Sleep-time Agents

Based on the new sleep-time compute research paper

Sleep-time agents are experimental and may be unstable. For more information, visit our Discord.

To learn more about sleep-time compute, check out our blog and research paper.

In Letta, you can create special sleep-time agents that share the memory of your primary agents, but run in the background and can modify the memory asynchronously. You can think of sleep-time agents as a special form of multi-agent architecture, where all agents in the system share one or more memory blocks. A single agent can have one or more associated sleep-time agents to process data such as the conversation history or data sources to manage the memory blocks of the primary agent.

To enable sleep-time agents for your agent, set enableSleeptime: true when creating your agent. This will automatically create:

  • A primary agent with tools for conversation_search and archival_memory_search. This is your “main” agent that you configure and interact with.
  • A sleep-time agent with tools to manage the memory blocks of the primary agent.

Background: Memory Blocks

Sleep-time agents specialize in generating learned context. Given some original context (e.g. the conversation history, a set of files) the sleep-time agent will reflect on the original context to iteratively derive a learned context. The learned context will reflect the most important pieces of information or insights from the original context.

In Letta, the learned context is saved in a memory block. A memory block represents a labeled section of the context window with an associated character limit. Memory blocks can be shared between multiple agents. A sleep-time agent will write the learned context to a memory block, which can also be shared with other agents that could benefit from those learnings.

Memory blocks can be access directly through the API to be updated, retrieved, or deleted.

1// get a block by label
2const block = await client.agents.blocks.retrieve(agentId, "persona");
3
4// get a block by ID
5const block = await client.blocks.retrieve(blockId);

When sleep-time is enabled for an agent, a sleep-time agent is created to manage the memory blocks of the primary agent. The sleep-time agent runs in the background and can modify the memory blocks asynchronously. The sleep-time agent generates learned context from the conversation history to update the memory blocks of the primary agent.

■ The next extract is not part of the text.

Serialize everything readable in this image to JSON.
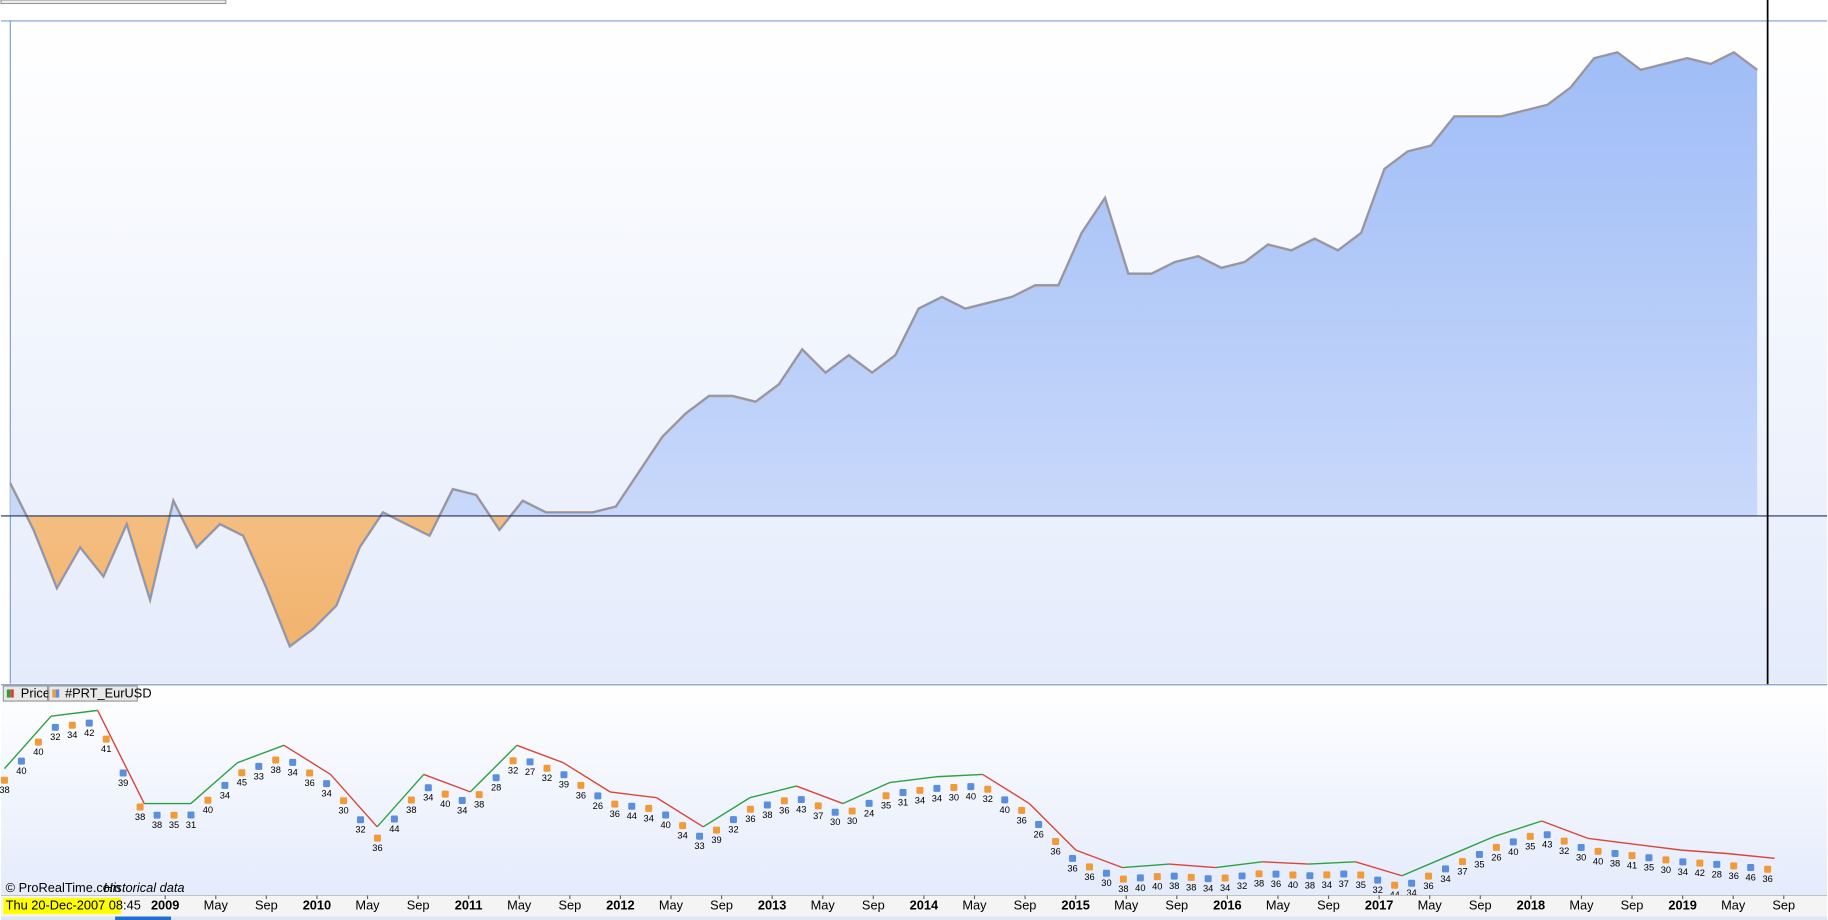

Sleep-time agent for conversation

When sleep-time is enabled, a primary agent and a sleep-time agent are created as part of a multi-agent group under the hood. The sleep-time agent is responsible for generating learned context from the conversation history to update the memory blocks of the primary agent. The group ensures that for every N steps taken by the primary agent, the sleep-time agent is invoked with data containing new messages in the primary agent’s message history.

Configuring the frequency of sleep-time updates

The sleep-time agent will be triggered every N-steps (default 5) to update the memory blocks of the primary agent. You can configure the frequency of updates by setting the sleeptime_agent_frequency parameter when creating the agent.

1import { LettaClient, SleeptimeManagerUpdate } from '@letta-ai/letta-client'
2
3const client = new LettaClient({ token: "LETTA_API_KEY" });
4
5// create a sleep-time-enabled agent
6const agent = await client.agents.create({
7 memoryBlocks: [
8 { value: "", label: "human" },
9 { value: "You are a helpful assistant.", label: "persona" }
10 ],
11 model: "anthropic/claude-3-7-sonnet-20250219",
12 embedding: "openai/text-embedding-3-small",
13 enableSleeptime: true
14});
15console.log(`Created agent id ${agent.id}`);
16
17// get the multi-agent group
18const groupId = agent.multiAgentGroup.id;
19const currentFrequency = agent.multiAgentGroup.sleeptimeAgentFrequency;
20console.log(`Group id: ${groupId}, frequency: ${currentFrequency}`);
21
22// update the frequency to every 2 steps
23const group = await client.groups.modify(groupId, {
24 managerConfig: {
25 sleeptimeAgentFrequency: 2
26 } as SleeptimeManagerUpdate
27});

We recommend keeping the frequency relatively high (e.g. 5 or 10) as triggering the sleep-time agent too often can be expensive (due to high token usage) and has diminishing returns.